The bottom line here is that Sammy's cares about ALL of the food they're serving, and that's easy to distinguish from countless other barbecue meals I've had around the state that are accompanied only by products that are available straight from a tub or a can. At Sammy's they also make the effort to use a real wood smoker (a J&R Lil' Red Smokehouse) fired with nothing but hickory. How they get so little smokiness into the meats with this equipment is beyond me, but they're trying.
2008: "The sides are great." I've heard this description of Sammy's countless times in Dallas, and that usually gets it into every top BBQ joint list in Dallas. You cannot survive on sides alone, and this is where Sammy's falters to all but the chopped beef sandwich crowd. A quick explanation of a chopped beef sandwich: Take the best edge pieces of the brisket with all the good crust, chop it up and add sauce, then place on a buttered bun. With those ingredients, my 4-year old niece could put out a decent product. The key to good que lies in making the sliced brisket and ribs shine without the sauce, and this is Sammy's downfall. The ribs had decent flavor from the salt and pepper rub, but they were devoid of smoke flavor. The fat was well rendered, but the texture was a bit mushy. This is caused by cooking them far ahead and letting slabs of ribs sit in a warmer for hours covered in plastic wrap. The brisket was trimmed of nearly all it's fat and crust, so there was only a hint of a smoke line, and no delicious crust. Instead it was too-tender brisket with nothing but roast-beef flavor. But hey, the sides were awesome.
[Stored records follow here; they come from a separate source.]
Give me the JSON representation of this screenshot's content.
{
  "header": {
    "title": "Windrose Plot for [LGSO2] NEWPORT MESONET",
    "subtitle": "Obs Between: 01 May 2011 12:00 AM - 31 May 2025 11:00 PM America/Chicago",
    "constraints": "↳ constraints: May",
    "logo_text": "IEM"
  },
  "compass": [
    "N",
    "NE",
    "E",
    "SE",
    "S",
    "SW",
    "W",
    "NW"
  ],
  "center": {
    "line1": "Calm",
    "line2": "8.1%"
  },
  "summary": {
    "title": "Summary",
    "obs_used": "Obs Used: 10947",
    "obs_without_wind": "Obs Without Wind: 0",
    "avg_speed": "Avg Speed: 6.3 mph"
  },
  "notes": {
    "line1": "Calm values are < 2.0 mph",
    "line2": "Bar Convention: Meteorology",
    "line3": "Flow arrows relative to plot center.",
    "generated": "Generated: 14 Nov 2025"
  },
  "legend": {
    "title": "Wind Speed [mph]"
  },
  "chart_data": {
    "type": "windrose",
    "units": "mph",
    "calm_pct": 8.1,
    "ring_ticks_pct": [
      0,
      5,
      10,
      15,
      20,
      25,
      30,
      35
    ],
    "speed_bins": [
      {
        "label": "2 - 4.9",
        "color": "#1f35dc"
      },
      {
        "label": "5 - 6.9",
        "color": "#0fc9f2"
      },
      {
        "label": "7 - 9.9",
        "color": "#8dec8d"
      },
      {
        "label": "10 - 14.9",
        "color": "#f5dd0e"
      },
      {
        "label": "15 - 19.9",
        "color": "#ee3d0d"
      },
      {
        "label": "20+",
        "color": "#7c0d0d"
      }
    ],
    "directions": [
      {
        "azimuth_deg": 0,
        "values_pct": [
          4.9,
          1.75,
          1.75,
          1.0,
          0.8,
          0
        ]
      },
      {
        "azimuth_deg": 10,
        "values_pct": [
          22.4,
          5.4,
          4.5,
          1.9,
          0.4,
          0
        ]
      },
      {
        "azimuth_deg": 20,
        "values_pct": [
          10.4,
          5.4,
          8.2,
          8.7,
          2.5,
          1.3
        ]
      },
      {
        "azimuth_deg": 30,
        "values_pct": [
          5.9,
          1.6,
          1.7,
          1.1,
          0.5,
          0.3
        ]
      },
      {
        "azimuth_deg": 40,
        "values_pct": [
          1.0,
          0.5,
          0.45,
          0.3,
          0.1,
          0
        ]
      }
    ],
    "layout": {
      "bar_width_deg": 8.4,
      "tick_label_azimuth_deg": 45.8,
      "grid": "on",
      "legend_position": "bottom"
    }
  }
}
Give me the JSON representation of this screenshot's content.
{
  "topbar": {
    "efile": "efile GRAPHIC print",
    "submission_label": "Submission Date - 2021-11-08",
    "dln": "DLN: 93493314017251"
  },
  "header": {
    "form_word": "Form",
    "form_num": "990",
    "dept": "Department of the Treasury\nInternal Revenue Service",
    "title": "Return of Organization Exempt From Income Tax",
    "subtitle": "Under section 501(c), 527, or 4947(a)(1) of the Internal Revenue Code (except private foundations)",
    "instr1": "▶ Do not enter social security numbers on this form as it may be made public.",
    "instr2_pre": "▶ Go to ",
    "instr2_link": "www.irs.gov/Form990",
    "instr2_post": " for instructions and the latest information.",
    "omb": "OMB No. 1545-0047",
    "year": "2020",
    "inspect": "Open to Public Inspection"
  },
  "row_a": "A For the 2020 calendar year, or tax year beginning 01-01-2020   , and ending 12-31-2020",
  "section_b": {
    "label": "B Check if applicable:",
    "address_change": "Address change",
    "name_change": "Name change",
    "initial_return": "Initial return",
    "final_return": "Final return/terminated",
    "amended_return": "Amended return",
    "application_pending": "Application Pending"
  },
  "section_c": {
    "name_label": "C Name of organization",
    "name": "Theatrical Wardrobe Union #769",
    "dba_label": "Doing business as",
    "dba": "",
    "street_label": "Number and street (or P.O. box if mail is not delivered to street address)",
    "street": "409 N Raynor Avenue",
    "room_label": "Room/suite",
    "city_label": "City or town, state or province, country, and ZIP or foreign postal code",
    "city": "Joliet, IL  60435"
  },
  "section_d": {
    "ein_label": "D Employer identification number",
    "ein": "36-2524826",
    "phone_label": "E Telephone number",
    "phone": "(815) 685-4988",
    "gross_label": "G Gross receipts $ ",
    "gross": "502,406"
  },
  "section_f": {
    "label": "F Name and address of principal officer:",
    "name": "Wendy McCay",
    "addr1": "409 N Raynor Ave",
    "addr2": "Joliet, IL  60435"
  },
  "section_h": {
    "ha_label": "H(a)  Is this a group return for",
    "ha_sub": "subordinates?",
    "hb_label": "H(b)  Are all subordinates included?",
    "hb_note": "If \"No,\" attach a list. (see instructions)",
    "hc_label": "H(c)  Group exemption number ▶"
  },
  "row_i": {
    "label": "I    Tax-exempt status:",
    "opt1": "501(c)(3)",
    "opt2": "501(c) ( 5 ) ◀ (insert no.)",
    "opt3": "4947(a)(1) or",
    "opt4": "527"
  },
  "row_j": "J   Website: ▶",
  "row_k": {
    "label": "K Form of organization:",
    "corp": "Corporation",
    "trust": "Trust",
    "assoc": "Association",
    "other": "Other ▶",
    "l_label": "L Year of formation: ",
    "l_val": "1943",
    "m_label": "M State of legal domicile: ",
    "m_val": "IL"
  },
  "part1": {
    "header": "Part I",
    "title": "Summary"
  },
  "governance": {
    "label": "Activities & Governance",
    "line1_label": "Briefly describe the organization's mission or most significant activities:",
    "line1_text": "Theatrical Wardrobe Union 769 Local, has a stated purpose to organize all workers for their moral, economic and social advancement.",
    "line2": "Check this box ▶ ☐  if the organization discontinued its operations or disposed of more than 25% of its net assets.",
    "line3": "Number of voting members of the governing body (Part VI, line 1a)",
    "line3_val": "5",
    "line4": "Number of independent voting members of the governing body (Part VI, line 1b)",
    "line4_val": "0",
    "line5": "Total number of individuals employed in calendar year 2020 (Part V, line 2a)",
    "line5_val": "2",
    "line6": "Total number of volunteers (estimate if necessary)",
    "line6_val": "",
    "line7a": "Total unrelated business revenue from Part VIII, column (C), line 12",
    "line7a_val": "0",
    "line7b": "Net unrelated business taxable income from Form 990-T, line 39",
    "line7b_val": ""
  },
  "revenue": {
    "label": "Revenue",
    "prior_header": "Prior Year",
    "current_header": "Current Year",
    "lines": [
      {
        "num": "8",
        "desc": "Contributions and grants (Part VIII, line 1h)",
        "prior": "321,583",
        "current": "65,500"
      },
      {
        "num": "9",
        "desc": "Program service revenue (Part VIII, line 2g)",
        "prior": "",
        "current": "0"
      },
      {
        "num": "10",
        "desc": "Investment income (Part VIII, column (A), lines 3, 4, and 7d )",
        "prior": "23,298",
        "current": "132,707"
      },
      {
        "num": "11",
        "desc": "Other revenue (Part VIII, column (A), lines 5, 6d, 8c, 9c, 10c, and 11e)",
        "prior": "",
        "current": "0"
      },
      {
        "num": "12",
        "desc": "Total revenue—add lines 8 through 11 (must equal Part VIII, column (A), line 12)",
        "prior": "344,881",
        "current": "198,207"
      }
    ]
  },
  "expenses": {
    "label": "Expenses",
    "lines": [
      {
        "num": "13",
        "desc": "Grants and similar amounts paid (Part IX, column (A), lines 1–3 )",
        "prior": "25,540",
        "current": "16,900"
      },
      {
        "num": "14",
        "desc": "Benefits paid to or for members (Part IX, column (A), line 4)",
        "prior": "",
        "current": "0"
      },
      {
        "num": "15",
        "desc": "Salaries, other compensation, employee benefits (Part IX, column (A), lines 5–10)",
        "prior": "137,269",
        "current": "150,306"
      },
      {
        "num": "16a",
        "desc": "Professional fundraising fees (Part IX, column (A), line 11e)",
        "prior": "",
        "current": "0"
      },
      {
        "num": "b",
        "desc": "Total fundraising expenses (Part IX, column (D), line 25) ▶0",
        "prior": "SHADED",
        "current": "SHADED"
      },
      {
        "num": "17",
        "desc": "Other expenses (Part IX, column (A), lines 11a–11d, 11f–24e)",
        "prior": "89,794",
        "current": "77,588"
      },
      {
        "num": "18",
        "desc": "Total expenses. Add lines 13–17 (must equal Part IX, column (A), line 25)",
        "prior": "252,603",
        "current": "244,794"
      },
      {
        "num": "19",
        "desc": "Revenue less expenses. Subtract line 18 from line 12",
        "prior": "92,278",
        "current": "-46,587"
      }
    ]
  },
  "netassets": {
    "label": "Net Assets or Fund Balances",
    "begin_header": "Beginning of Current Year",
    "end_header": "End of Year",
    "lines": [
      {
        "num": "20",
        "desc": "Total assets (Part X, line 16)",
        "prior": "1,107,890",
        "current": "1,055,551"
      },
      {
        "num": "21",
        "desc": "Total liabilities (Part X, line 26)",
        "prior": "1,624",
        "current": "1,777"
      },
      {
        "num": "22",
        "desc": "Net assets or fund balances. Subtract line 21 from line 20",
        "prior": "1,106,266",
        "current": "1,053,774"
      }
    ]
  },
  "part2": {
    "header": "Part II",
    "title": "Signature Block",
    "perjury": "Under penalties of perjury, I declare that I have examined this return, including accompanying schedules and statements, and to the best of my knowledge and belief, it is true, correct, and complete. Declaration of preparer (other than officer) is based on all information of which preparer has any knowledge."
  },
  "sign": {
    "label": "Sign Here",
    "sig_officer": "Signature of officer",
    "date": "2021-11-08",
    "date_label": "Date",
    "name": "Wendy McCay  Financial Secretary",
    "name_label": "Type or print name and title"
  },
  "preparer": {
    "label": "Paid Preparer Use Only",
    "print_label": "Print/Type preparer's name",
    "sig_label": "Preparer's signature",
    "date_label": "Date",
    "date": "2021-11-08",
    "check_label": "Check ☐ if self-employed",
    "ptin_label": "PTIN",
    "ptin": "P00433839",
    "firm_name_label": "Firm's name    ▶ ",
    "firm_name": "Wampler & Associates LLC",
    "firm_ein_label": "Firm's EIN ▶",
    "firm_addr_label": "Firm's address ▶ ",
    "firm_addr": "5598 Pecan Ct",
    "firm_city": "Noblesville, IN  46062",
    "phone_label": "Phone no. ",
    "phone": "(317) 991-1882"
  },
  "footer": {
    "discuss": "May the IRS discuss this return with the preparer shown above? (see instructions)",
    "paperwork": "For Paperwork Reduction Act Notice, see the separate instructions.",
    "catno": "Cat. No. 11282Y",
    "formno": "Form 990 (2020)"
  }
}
Posted by BBQ Snob at 8:09 AM
Each joint is judged on the essence of Texas 'cue...sliced brisket and pork ribs. Sausage is only considered if house made. Sauce is good, but good meat needs no adornment to satisfy. Each review can only be based on specific cuts of meat on that particular day. Finally, if the place fries up catfish or serves a caesar salad, then chances are they aren't paying enough attention to the pits, so we mostly steered clear.